Fidèles à leur style, les Taviani livrent un moment rigoureux et âpre, et pourtant non-dénué d'une certaine émotion que je qualifierais de viscérale. L'aspect spartiate du film est parfois troué d'éclats poétiques très enlevés, comme2 ces chansons ou ces danses populaires qui jaillissent au coin d'une scène sans prévenir. Le Lombard du XIXème siècle sait être un joyeux drille, et quand il se met en tête de danser ça vaut son pesant de claques sur les cuisses et de petits sauts de cabri. Ces fulgurances arrivent vraiment à l'improviste, comme dans une comédie musicale pure souche, et font leur effet. Le peuple fait d'ailleurs très souvent son apparition dans cette histoire très intime, et le grand talent du film est de savoir mêler la petite histoire (les angoisses métaphysiques et amoureuses de Fulvio) et la grande (l'engagement politique, la fidélité à ses idées, la camaraderie). Qu'il s'agisse de montrer un carnaval tout en trivialité (une femme "accouche" d'un singe en pleine réunion politique) ou une révolte paysanne (belle séquence finale au milieu de nulle part, filmée en plan large), les Taviani savent faire preuve d'une belle ambition formelle et scénaristique. La première heure surtout est très belle, une sorte de rêve éveillé entre campagne apaisée et ville bruissante, avec un Mastroianni hébété qui rend palpable cette angoisse qui harcelle son personnage.

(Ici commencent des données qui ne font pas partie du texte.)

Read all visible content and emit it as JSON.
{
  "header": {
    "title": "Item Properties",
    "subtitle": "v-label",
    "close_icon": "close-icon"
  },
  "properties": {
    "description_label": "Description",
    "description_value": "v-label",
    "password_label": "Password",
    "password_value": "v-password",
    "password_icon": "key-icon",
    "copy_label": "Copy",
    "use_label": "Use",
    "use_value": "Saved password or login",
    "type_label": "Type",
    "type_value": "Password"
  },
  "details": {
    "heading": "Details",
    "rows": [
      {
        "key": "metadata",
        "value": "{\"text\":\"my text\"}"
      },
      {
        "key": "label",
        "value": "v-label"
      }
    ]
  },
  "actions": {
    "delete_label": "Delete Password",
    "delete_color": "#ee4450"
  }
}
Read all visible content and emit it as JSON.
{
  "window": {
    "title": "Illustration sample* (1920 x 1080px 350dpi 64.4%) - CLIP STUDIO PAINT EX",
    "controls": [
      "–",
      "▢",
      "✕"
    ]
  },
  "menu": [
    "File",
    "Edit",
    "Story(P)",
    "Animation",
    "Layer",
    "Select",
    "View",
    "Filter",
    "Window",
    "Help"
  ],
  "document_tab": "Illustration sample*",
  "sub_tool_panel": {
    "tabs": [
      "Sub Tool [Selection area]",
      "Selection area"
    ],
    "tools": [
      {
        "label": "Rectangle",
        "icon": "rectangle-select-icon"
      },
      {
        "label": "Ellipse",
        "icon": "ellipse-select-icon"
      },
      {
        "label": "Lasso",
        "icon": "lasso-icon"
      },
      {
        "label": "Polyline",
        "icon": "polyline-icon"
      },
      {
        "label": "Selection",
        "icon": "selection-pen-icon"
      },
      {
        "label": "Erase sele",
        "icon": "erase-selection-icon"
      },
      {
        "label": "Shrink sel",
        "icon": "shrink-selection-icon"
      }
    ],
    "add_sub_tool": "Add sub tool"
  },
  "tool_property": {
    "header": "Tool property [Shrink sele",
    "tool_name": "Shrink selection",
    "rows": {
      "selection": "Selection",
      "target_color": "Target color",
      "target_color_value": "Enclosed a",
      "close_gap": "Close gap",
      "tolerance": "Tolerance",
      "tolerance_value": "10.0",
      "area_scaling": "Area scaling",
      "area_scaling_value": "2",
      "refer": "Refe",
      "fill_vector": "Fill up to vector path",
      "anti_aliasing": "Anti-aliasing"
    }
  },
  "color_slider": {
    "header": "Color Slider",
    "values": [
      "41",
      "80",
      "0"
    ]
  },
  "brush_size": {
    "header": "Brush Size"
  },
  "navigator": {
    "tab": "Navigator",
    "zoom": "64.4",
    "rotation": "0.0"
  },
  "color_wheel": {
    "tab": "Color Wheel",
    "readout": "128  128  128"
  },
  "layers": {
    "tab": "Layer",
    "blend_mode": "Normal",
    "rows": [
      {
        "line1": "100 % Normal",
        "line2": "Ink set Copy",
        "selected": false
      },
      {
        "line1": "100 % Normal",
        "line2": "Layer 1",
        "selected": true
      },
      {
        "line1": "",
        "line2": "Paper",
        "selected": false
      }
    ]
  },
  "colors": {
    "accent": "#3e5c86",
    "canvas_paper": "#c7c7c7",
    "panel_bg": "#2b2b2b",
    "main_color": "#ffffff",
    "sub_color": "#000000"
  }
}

Le film est tout de même un peu trop glacial, et sûrement un poil long. Peu intéressé, notamment, par tous 3les personnages secondaires des camarades de Fulvio, presque pasoliniens physiquement, mais pas assez forts moralement pour être vraiment attachants. Côté femmes par contre, que du lourd, avec les deux bombasses Lea Massari et Mimsy Farmer, filmées toutes les deux avec gourmandise, et la toujours énorme Laura Betti, inquiétante même quand elle boit un thé. On ressort de là avec une impression de fin du monde, un peu comme si on avait passé deux heures enfermé dans son frigo, mais aussi avec le sentiment d'un cinéma plein de puissance et de noblesse, et qui a su restituer avec grandeur une certaine mélancolie morbide.